The pyMCU site has a good tutorial about hooking up a servo to this board. This was a great introduction, and I had one servo tested in no time. One difference between what I did and the tutorial, is that I didn’t hook up an external power supply. This didn’t appear to be a problem, as there was very little load on the servos. Depending on your servos (mine included) the wire color may be different than the tutorial.
After using only one servo got old, I decided to hook up two at once. This was easy as well, and part of the code was duplicated in order to make the second servo work on a separate pin. Servos currently cannot be controlled simultaneously with the pyMCU; instead one is actuated after another as shown in the first part of the video after the “read more” thing.

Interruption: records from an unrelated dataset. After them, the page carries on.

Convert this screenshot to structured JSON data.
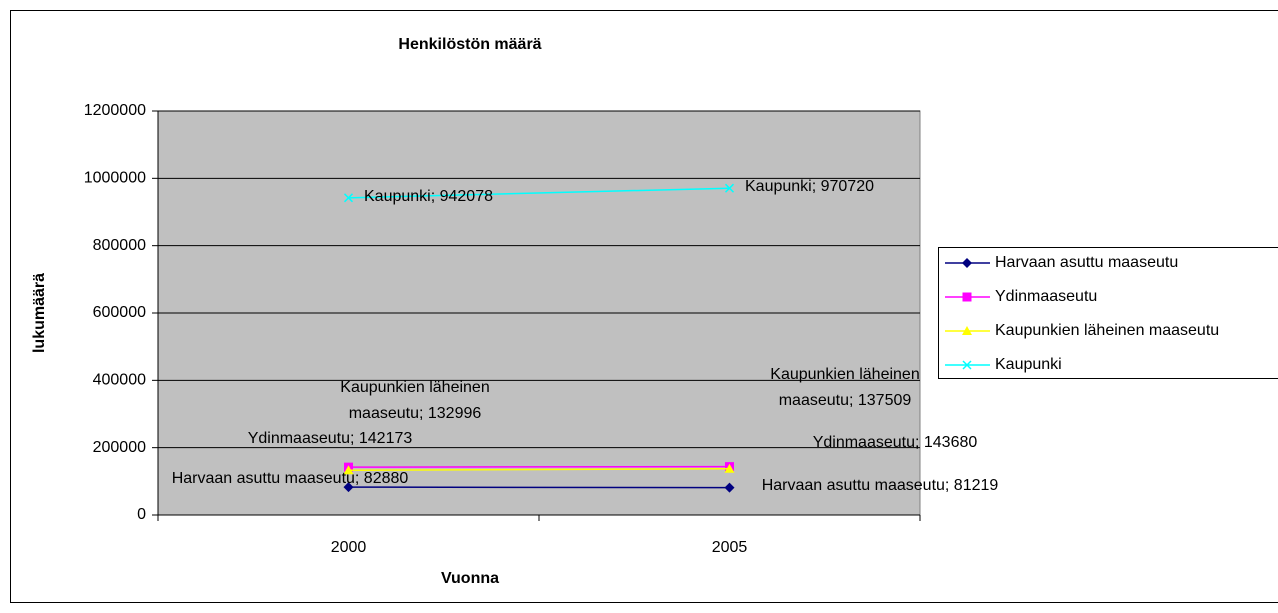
{
  "chart_data": {
    "type": "line",
    "title": "Henkilöstön määrä",
    "x_label": "Vuonna",
    "y_label": "lukumäärä",
    "categories": [
      "2000",
      "2005"
    ],
    "series": [
      {
        "name": "Harvaan asuttu maaseutu",
        "color": "#000080",
        "marker": "diamond",
        "values": [
          82880,
          81219
        ],
        "value_labels": [
          "Harvaan asuttu maaseutu; 82880",
          "Harvaan asuttu maaseutu; 81219"
        ]
      },
      {
        "name": "Ydinmaaseutu",
        "color": "#ff00ff",
        "marker": "square",
        "values": [
          142173,
          143680
        ],
        "value_labels": [
          "Ydinmaaseutu; 142173",
          "Ydinmaaseutu; 143680"
        ]
      },
      {
        "name": "Kaupunkien läheinen maaseutu",
        "color": "#ffff00",
        "marker": "triangle",
        "values": [
          132996,
          137509
        ],
        "value_labels": [
          "Kaupunkien läheinen maaseutu; 132996",
          "Kaupunkien läheinen maaseutu; 137509"
        ]
      },
      {
        "name": "Kaupunki",
        "color": "#00ffff",
        "marker": "x",
        "values": [
          942078,
          970720
        ],
        "value_labels": [
          "Kaupunki; 942078",
          "Kaupunki; 970720"
        ]
      }
    ],
    "ylim": [
      0,
      1200000
    ],
    "yticks": [
      0,
      200000,
      400000,
      600000,
      800000,
      1000000,
      1200000
    ],
    "grid": true,
    "legend": "right"
  }
}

The code used in the first part of the video is a modified version of what’s on the pyMCU tutorial. The hold time is reduced to “20”, which seems to make them switch faster, while still allowing a seemingly full rotation.
After running the servos through their paces, I decided to program a simple GUI (graphical user interface) using Python’s “tkinter” module. This can be seen in the second part of the video, where I push a button with the mouse to control whether a servo is up or down. The code is available for download here. It’s pretty basic, but maybe someone would like to expand on it. You could really control a lot of things from LED lights to a remote control car using the pyMCU with a simple GUI like what is shown here.